Mao et al. (2012) described a 3.5-year-old Chinese boy who in the second week of life presented with fever and oral ulceration, then bloody loose stools. At 3 months of age, he had perianal ulceration, and at 6 months he continued to have bloody loose stools and perianal granulomata, as well as intermittent pyoderma. Colonoscopy revealed colitis involving the rectum, sigmoid colon, and descending colon, and biopsy showed nonspecific inflammation.

Mapping

In a consanguineous Lebanese family with early-onset severe enterocolitis, Glocker et al. (2009) performed genomewide homozygosity mapping and identified a region of interest on chromosome 11q between rs4938219 and rs3829261.

Molecular Genetics

In a consanguineous Lebanese family with early-onset severe enterocolitis, Glocker et al. (2009) analyzed the IL10RA gene and identified homozygosity for a missense mutation in the proband (146933.0001). Unaffected family members were heterozygous for the mutation, which was not found in 100 Arabic controls or 30 Iranian controls. Analysis of IL10RA in 6 additional patients with onset of severe colitis in the first year of life revealed a homozygous missense mutation in a German patient (146933.0002); no mutations were found in 32 children with IBD who had onset of symptoms at more than 12 months of age.

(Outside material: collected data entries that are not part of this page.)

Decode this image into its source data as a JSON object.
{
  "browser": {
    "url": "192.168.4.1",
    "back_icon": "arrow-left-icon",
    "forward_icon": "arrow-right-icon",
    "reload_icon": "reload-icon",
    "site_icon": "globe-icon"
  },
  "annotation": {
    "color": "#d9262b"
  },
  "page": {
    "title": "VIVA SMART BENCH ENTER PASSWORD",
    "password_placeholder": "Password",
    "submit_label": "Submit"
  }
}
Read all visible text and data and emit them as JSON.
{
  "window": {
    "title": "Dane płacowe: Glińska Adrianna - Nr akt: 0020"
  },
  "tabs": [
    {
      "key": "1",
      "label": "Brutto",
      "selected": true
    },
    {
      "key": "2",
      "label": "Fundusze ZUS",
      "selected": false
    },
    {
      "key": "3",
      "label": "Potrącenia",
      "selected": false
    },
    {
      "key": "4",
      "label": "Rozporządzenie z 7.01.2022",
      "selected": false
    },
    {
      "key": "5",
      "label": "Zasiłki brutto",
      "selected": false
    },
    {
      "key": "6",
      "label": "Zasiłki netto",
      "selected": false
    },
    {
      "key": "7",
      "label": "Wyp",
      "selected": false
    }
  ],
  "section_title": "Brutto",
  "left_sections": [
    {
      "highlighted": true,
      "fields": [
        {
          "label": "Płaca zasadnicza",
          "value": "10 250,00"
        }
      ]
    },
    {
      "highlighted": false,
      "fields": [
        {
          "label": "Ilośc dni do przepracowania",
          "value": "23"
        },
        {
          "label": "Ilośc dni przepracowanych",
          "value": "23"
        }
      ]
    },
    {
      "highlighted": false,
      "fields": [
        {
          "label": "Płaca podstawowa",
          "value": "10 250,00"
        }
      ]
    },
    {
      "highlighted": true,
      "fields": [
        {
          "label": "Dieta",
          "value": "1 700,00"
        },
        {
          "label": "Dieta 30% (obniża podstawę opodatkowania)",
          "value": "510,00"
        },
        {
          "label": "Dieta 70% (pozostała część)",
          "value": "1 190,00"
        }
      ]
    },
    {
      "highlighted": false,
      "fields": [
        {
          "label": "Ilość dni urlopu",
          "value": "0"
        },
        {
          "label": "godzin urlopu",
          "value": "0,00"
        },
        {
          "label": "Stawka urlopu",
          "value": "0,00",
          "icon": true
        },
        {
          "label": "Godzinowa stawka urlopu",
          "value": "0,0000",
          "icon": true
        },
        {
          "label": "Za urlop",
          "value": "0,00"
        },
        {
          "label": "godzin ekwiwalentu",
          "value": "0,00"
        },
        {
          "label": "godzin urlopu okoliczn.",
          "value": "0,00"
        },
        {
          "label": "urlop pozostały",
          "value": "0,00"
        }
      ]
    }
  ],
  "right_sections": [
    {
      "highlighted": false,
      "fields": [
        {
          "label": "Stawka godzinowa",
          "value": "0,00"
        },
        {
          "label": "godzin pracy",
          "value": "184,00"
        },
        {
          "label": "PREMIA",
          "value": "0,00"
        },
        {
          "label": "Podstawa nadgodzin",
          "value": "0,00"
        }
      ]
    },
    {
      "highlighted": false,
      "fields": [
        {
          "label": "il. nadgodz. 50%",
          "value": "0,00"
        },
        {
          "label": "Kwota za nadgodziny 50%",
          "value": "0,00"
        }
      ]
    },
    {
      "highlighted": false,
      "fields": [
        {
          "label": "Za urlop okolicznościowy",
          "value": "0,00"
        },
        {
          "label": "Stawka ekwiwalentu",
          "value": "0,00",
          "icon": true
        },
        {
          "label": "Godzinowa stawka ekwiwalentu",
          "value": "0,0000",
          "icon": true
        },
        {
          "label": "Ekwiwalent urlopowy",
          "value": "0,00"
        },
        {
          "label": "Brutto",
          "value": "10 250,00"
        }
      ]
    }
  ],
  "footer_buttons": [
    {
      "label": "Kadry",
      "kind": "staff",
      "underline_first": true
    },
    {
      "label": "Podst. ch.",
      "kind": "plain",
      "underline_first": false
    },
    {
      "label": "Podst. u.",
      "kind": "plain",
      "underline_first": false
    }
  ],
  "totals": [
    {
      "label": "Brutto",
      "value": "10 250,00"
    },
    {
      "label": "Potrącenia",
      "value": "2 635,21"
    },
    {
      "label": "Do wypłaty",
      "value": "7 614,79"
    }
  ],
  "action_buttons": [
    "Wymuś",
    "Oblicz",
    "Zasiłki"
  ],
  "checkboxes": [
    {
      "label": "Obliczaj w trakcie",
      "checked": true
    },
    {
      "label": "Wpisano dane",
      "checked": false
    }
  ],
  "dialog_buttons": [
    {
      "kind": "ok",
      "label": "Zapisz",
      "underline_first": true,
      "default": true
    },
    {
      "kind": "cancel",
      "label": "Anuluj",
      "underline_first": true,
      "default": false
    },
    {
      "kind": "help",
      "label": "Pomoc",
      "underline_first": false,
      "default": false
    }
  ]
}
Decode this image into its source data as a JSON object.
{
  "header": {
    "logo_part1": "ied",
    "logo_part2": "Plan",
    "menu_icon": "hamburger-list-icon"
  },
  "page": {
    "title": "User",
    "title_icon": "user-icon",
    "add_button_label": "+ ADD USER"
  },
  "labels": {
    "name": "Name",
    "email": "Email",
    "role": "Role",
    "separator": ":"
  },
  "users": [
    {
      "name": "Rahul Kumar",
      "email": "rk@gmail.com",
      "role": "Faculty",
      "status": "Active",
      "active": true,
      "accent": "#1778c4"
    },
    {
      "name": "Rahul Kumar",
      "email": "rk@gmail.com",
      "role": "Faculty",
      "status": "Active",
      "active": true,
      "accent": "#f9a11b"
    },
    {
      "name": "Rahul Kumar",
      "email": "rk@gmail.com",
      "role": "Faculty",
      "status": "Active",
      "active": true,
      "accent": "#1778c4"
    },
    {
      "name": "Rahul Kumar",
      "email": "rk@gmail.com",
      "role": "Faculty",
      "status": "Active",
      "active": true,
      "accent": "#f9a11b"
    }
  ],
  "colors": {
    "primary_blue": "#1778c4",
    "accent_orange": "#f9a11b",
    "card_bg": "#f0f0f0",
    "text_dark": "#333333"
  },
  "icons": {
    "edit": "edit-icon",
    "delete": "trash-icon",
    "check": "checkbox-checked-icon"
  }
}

In a French boy who had onset of perianal lesions and pancolitis with granulomas at 1 month of age, in whom hematopoietic cells showed a lack of response to IL10, Begue et al. (2011) identified homozygosity for a missense mutation in the IL10RA gene (146933.0003). His unaffected parents and brother were heterozygous for the mutation.

In a 3.5-year-old boy with neonatal-onset Crohn disease, Mao et al. (2012) performed whole-exome sequencing followed by filtering and identified compound heterozygosity for missense mutations in the IL10RA gene (146933.0004 and 146933.0005). Sanger sequencing confirmed the mutations and showed that his unaffected parents were each heterozygous for 1 of the mutations.